First of all, the new Coal Harbour Elementary School will be completed by 2023 to act as a temporary replacement facility for the students and staff of Lord Roberts Annex until the new West End replacement school is ready.
Substation construction would then occur between 2023 and 2028, and construction of the replacement school on the site at the northwest corner of the site would begin after the substation’s completion.
After the students and staff of Lord Roberts Annex are relocated back to the permanent replacement school in the West End, the new school in Coal Harbour would become much-needed additional school capacity in the downtown Vancouver peninsula. Both new school facilities would be achieved without any cost to VSB.
And as another caveat, as part of its surface restoration work, BC Hydro will be responsible for funding and constructing a playing field and landscaped greenspace at the Lord Roberts Annex site for the new school and the wider community.
“There is a critical need for another school in the West End and this agreement will enable us to move ahead with this project sooner so we can meet the educational needs of current and future families,” said Trustee Lisa Dominato.
Downtown Vancouver’s newest elementary school – Crosstown Elementary – opened last year across from Rogers Arena with space for 500 students, but it is already at capacity due to overwhelming enrolment demand in the area. That school was constructed at a cost of $19.7 million, with $15.4 million provided by the provincial government and the remainder from the VSB and the City of Vancouver.
But Dominato says the VSB cannot depend on provincial funding for the Coal Harbour school project.
“The Minister of Education has been clear that the Province does not intend to fund this project any time soon,” continued Dominato.
Trustee Fraser Ballantyne also added to those comments: “By finding an alternative funding source for these West End schools, it makes a compelling business case for the Ministry of Education to fund other local priorities like King George Secondary, Olympic Village, and ongoing seismic needs within the district.”
The City of Vancouver has already included the mixed-use development with the new school as part of its upcoming capital plan, but the subsurface sale of the Lord Roberts Annex property still requires the approval of the Ministry of Education.
BC Hydro says this substation project is of utmost importance as electrical demand in Vancouver is projected to grow by 75% over the next 30 years.
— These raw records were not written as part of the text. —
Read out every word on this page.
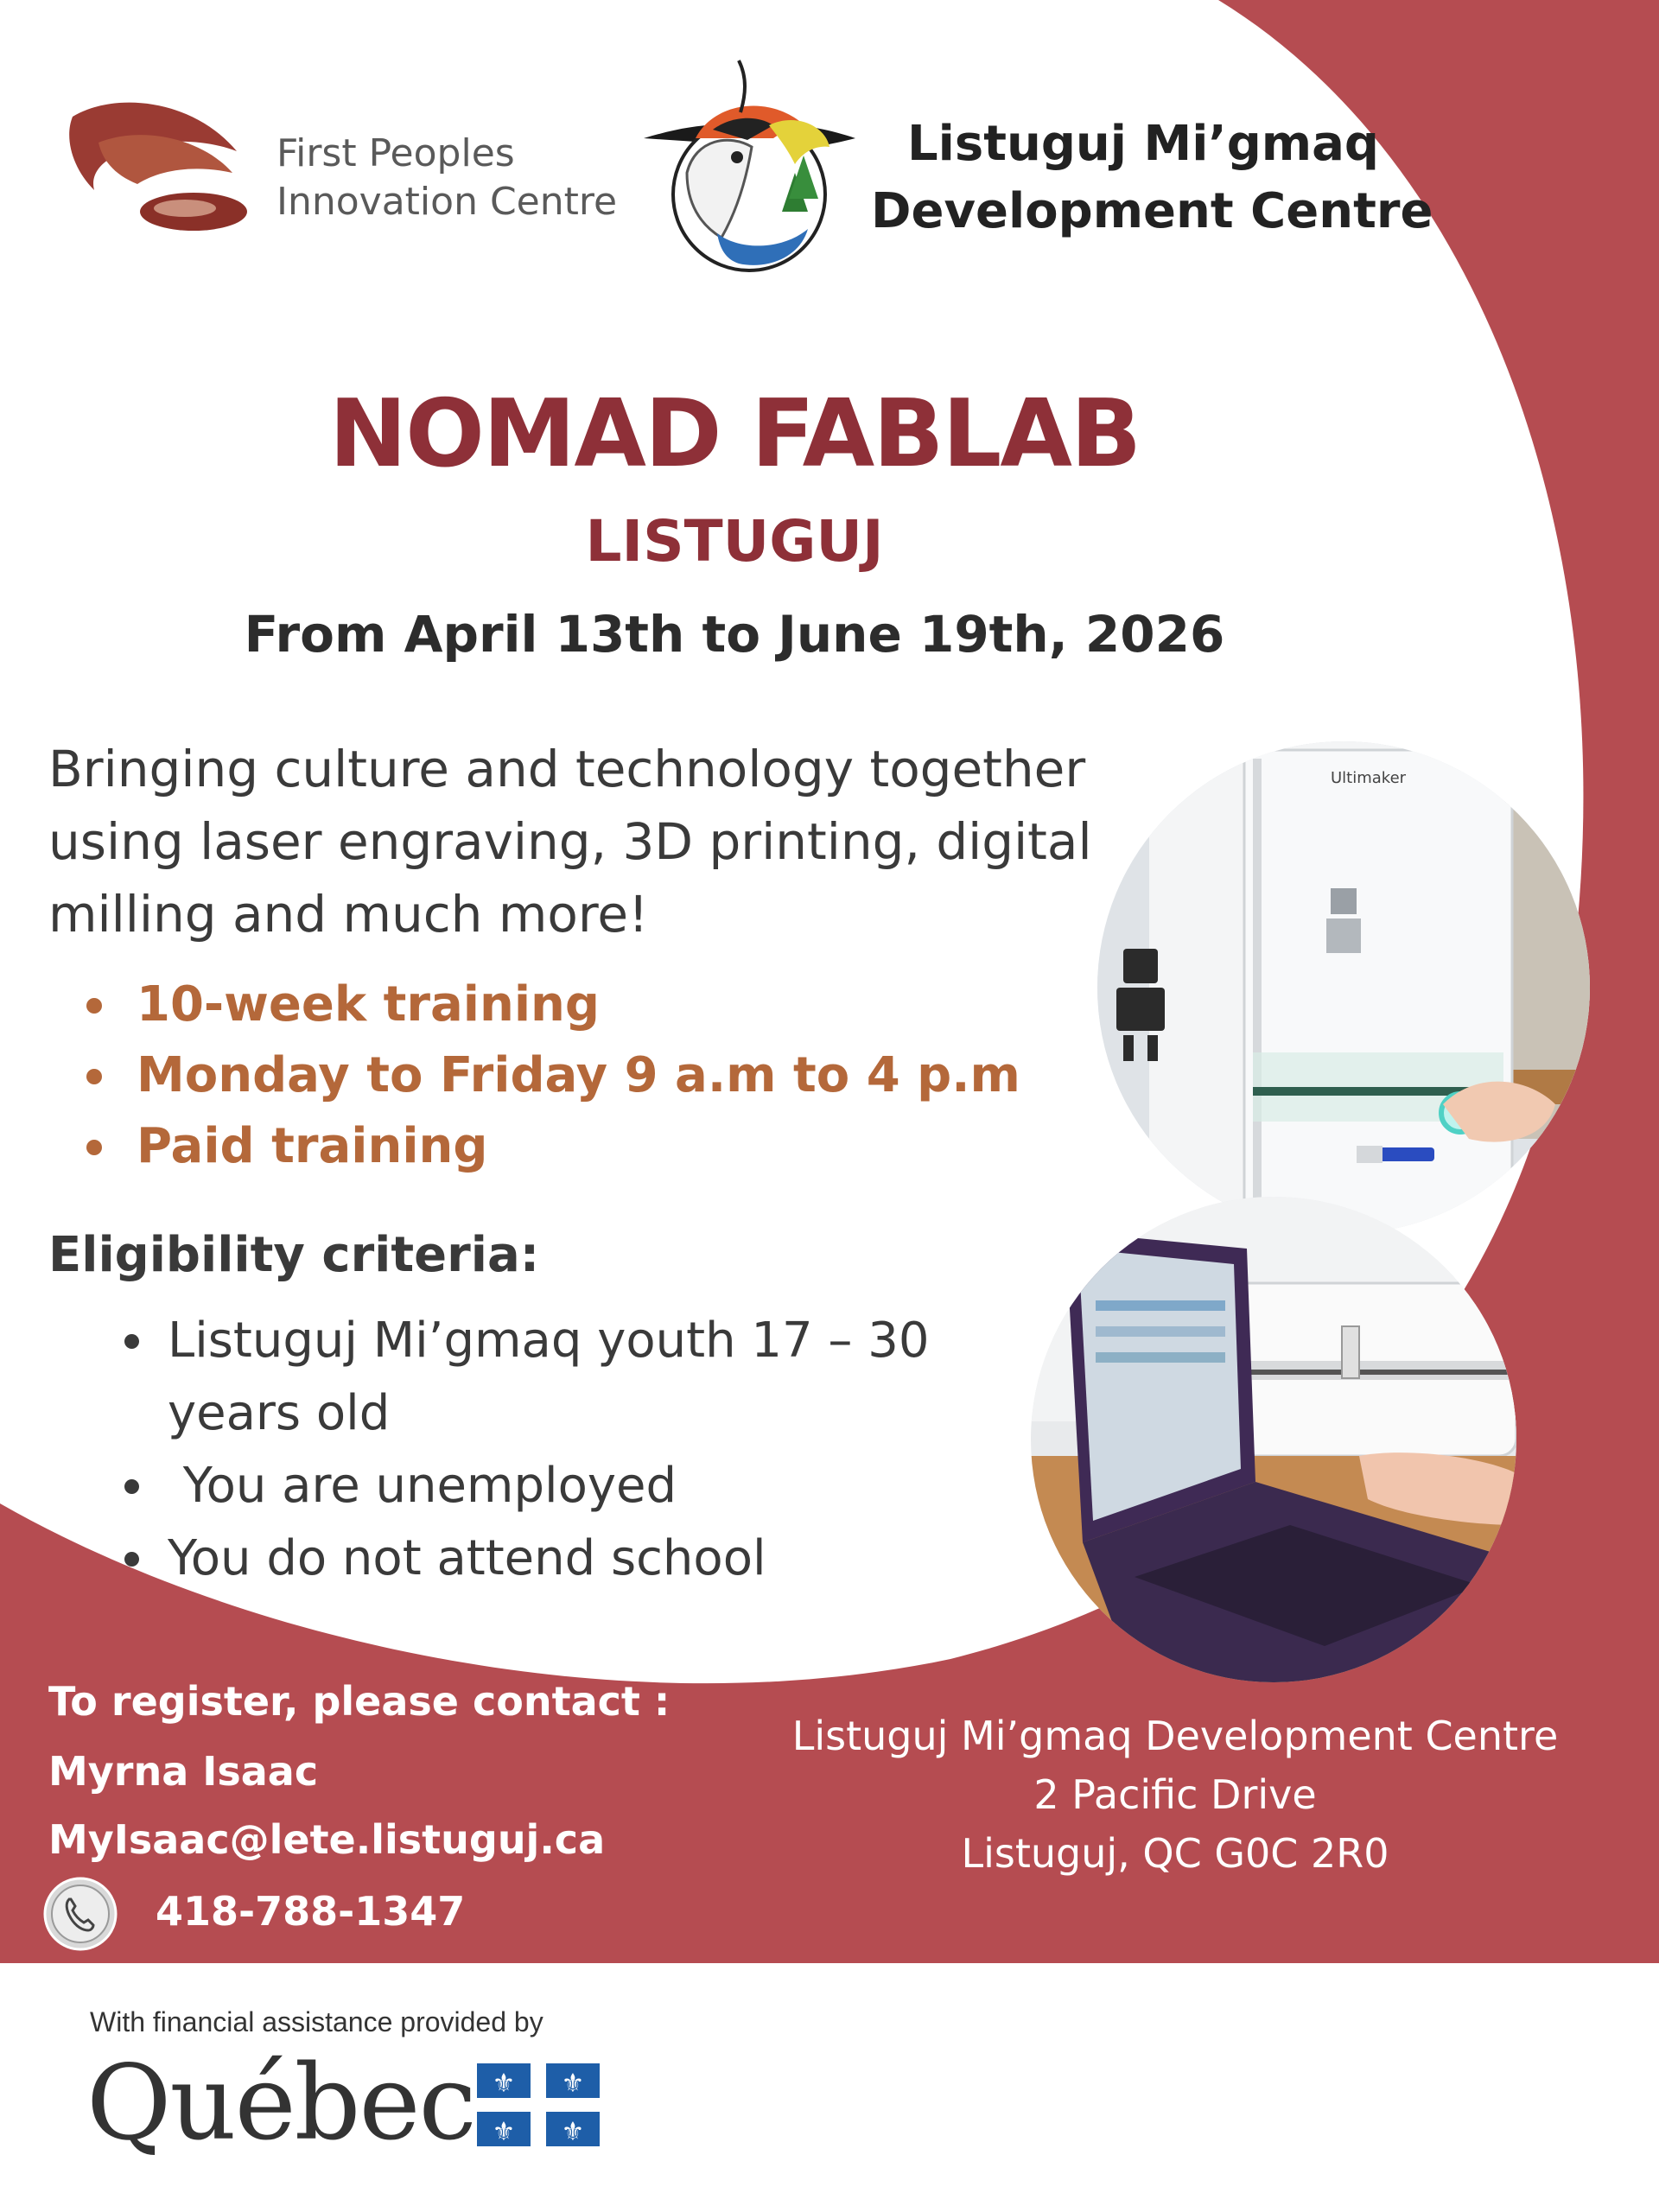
First Peoples
Innovation Centre
Listuguj Mi’gmaq
Development Centre
NOMAD FABLAB
LISTUGUJ
From April 13th to June 19th, 2026
Bringing culture and technology together using laser engraving, 3D printing, digital milling and much more!
10-week training
Monday to Friday 9 a.m to 4 p.m
Paid training
Eligibility criteria:
Listuguj Mi’gmaq youth 17 – 30 years old
You are unemployed
You do not attend school
Ultimaker
To register, please contact :
Myrna Isaac
MyIsaac@lete.listuguj.ca
418-788-1347
Listuguj Mi’gmaq Development Centre
2 Pacific Drive
Listuguj, QC G0C 2R0
With financial assistance provided by
Québec ⚜ ⚜
⚜ ⚜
It would also serve as a timely replacement of the 1953-built Dal Grauer substation on Burrrad Street next to Scotiabank Theatre.
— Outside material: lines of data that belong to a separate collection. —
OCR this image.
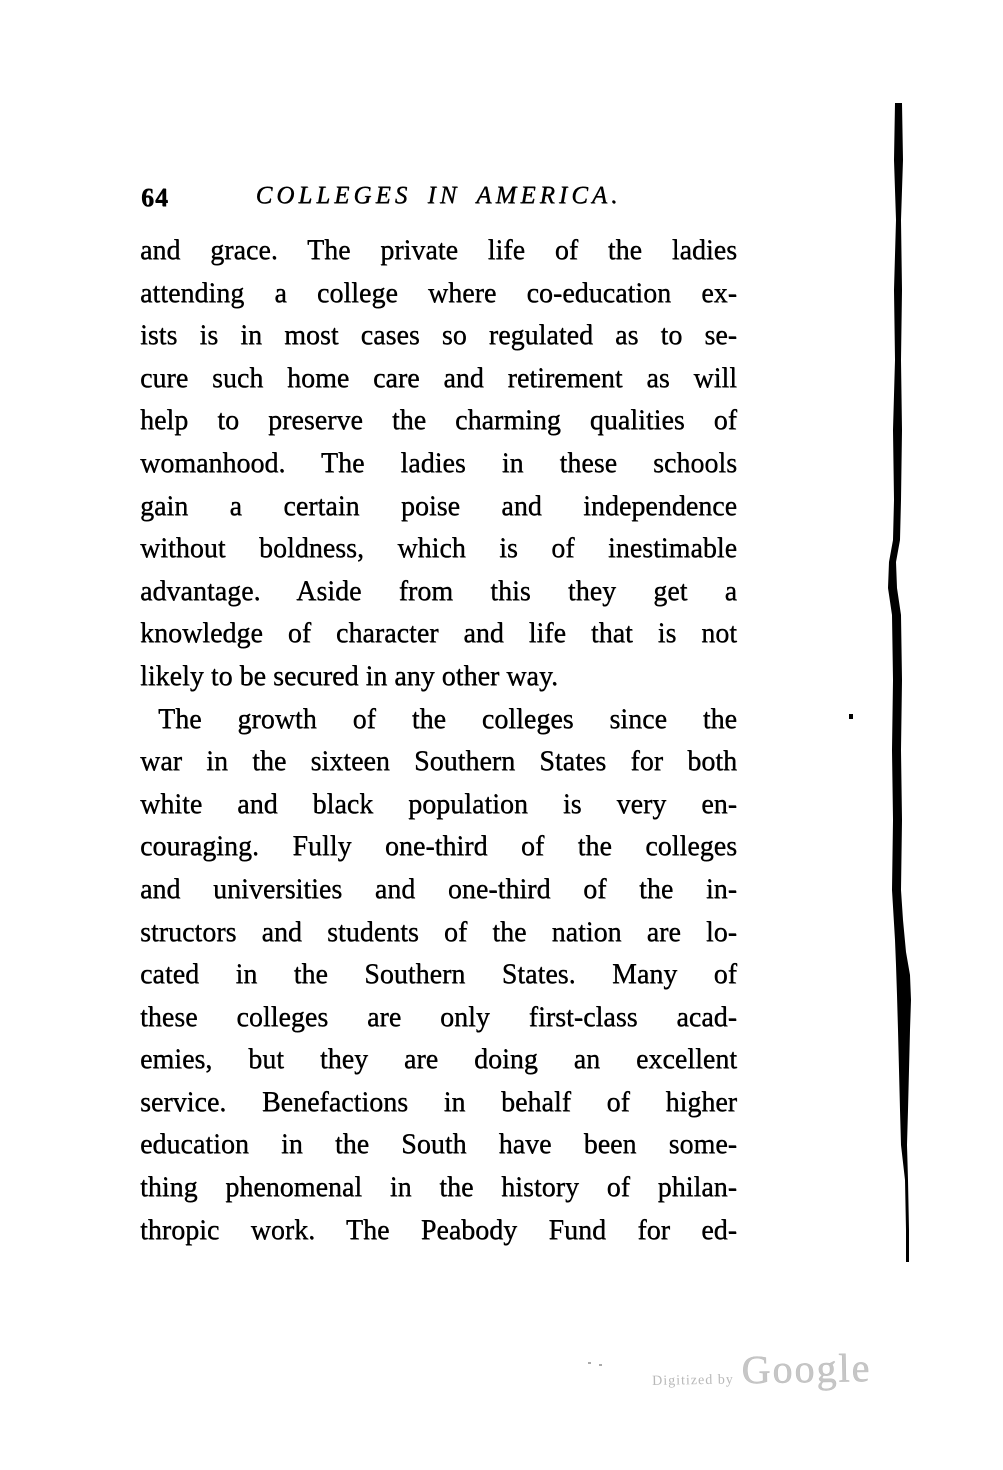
64	COLLEGES IN AMERICA.
and grace. The private life of the ladies
attending a college where co-education ex-
ists is in most cases so regulated as to se-
cure such home care and retirement as will
help to preserve the charming qualities of
womanhood. The ladies in these schools
gain a certain poise and independence
without boldness, which is of inestimable
advantage. Aside from this they get a
knowledge of character and life that is not
likely to be secured in any other way.
The growth of the colleges since the
war in the sixteen Southern States for both
white and black population is very en-
couraging. Fully one-third of the colleges
and universities and one-third of the in-
structors and students of the nation are lo-
cated in the Southern States. Many of
these colleges are only first-class acad-
emies, but they are doing an excellent
service. Benefactions in behalf of higher
education in the South have been some-
thing phenomenal in the history of philan-
thropic work. The Peabody Fund for ed-
Digitized by Google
While the electric utility normally builds above-ground substation structures, the high cost of land and the lack of space in the downtown Vancouver peninsula is forcing the electric utility to seek underground options. Such a substation takes up about half a city block that could otherwise be used for commercial and residential development.
“Our electricity system in downtown Vancouver is aging, and it’s time to upgrade our system to ensure we can continue to provide safe and reliable power,” reads a statement issued by BC Hydro this evening following the VSB vote.
“We’re pleased the Vancouver School Board has decided to accept our proposal for an underground substation at their Lord Roberts Annex property. We believe our proposal will provide significant benefits to the community, and we look forward to working with the Vancouver School Board, Vancouver Park Board and the City of Vancouver once we move into further stages of consultation, planning and development.”
When BC Hydro first announced its underground substation proposal in January 2017, it was significantly more ambitious, entailing not only the West End school site but also Emery Barnes Park in Yaletown. It called for the staggered construction of two new underground substations on the school and park sites.
However, BC Hydro cancelled the plan shortly after over the City of Vancouver’s demands for the full market price of the value of the land used. The municipal government also felt the process was rushed and there was not enough public consultation.
At this time, only the Lord Roberts Annex substation project is being prioritized as its need over the short term is greatest.
There have also been school parent and public concerns over the health risks of placing a substation in such close proximity to young children, but BC Hydro maintains that the potential hazards can be significantly mitigated by both the substation’s underground placement and a highly protective enclosure design.
Furthermore, a 2017 Stantec study and an independent review by Vancouver Coastal Health concluded there are no significant health and safety issues.